This is a source code used by the team French Eagles for Kaggle "Home Depot" competition. It's also a project for Information Retrieval and Data Mining 2016 module at UCL.
- Clone this repository
- Create 'data' directory in project root directory as well as in AllenLucene
- Download and unzip data files from Kaggle competition website to 'root' data directory.
- Run before_lucene.py.
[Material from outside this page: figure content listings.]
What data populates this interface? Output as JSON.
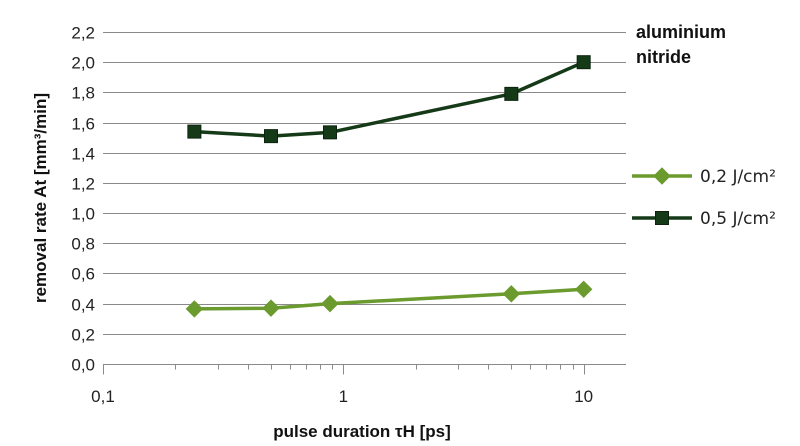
{
  "chart_data": {
    "type": "line",
    "xlabel": "pulse duration τH [ps]",
    "ylabel": "removal rate At [mm³/min]",
    "xscale": "log",
    "xlim": [
      0.1,
      15
    ],
    "ylim": [
      0.0,
      2.2
    ],
    "yticks": [
      0.0,
      0.2,
      0.4,
      0.6,
      0.8,
      1.0,
      1.2,
      1.4,
      1.6,
      1.8,
      2.0,
      2.2
    ],
    "ytick_labels": [
      "0,0",
      "0,2",
      "0,4",
      "0,6",
      "0,8",
      "1,0",
      "1,2",
      "1,4",
      "1,6",
      "1,8",
      "2,0",
      "2,2"
    ],
    "xticks": [
      0.1,
      1,
      10
    ],
    "xtick_labels": [
      "0,1",
      "1",
      "10"
    ],
    "grid": "horizontal",
    "legend_position": "right",
    "annotation": [
      "aluminium",
      "nitride"
    ],
    "series": [
      {
        "name": "0,2 J/cm²",
        "marker": "diamond",
        "color": "#6b9a2e",
        "x": [
          0.24,
          0.5,
          0.88,
          5,
          10
        ],
        "y": [
          0.365,
          0.37,
          0.4,
          0.465,
          0.495
        ]
      },
      {
        "name": "0,5 J/cm²",
        "marker": "square",
        "color": "#153a18",
        "x": [
          0.24,
          0.5,
          0.88,
          5,
          10
        ],
        "y": [
          1.54,
          1.51,
          1.535,
          1.79,
          2.0
        ]
      }
    ]
  }
}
It should create files AllenLucene/data/train.csv, AllenLucene/data/test.csv and directory AllenLucene/data/files with 124428 files.
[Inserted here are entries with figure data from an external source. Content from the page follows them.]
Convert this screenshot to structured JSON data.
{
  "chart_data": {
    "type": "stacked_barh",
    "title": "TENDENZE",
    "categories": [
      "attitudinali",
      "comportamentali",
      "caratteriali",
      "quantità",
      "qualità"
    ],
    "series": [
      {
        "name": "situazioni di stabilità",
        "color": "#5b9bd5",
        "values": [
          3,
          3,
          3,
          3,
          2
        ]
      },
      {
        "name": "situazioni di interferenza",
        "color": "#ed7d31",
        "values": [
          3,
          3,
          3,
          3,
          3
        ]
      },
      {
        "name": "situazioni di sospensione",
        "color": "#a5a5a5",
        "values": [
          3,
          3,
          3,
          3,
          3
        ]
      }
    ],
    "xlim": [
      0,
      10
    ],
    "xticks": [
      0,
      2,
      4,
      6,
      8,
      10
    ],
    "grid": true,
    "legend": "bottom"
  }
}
- Open AllenLucene project in IntelliJ IDEA or other Java IDE.
- Include the follwing jars in your project: opencsv-3.7, lucene-queryparser-5.4.11, lucene-demo-5.4.11, lucene-core-5.4.11, lucene-analyzers-common-5.4.11.
- Run IndexFiles.java. It should create directory AllenLucene/data/index.
- Run SearchFiles.java. It should create files AllenLucene/data/lucene_train.csv and AllenLucene/data/lucene_test.csv.
- Run preprocess_forum_stem.py. It should create files data/features_train.csv and data/features_test.csv.
- Run learn.py. It should create file data/my_submission.csv.
- Submit my_submission.csv file on kaggle and enjoy your result!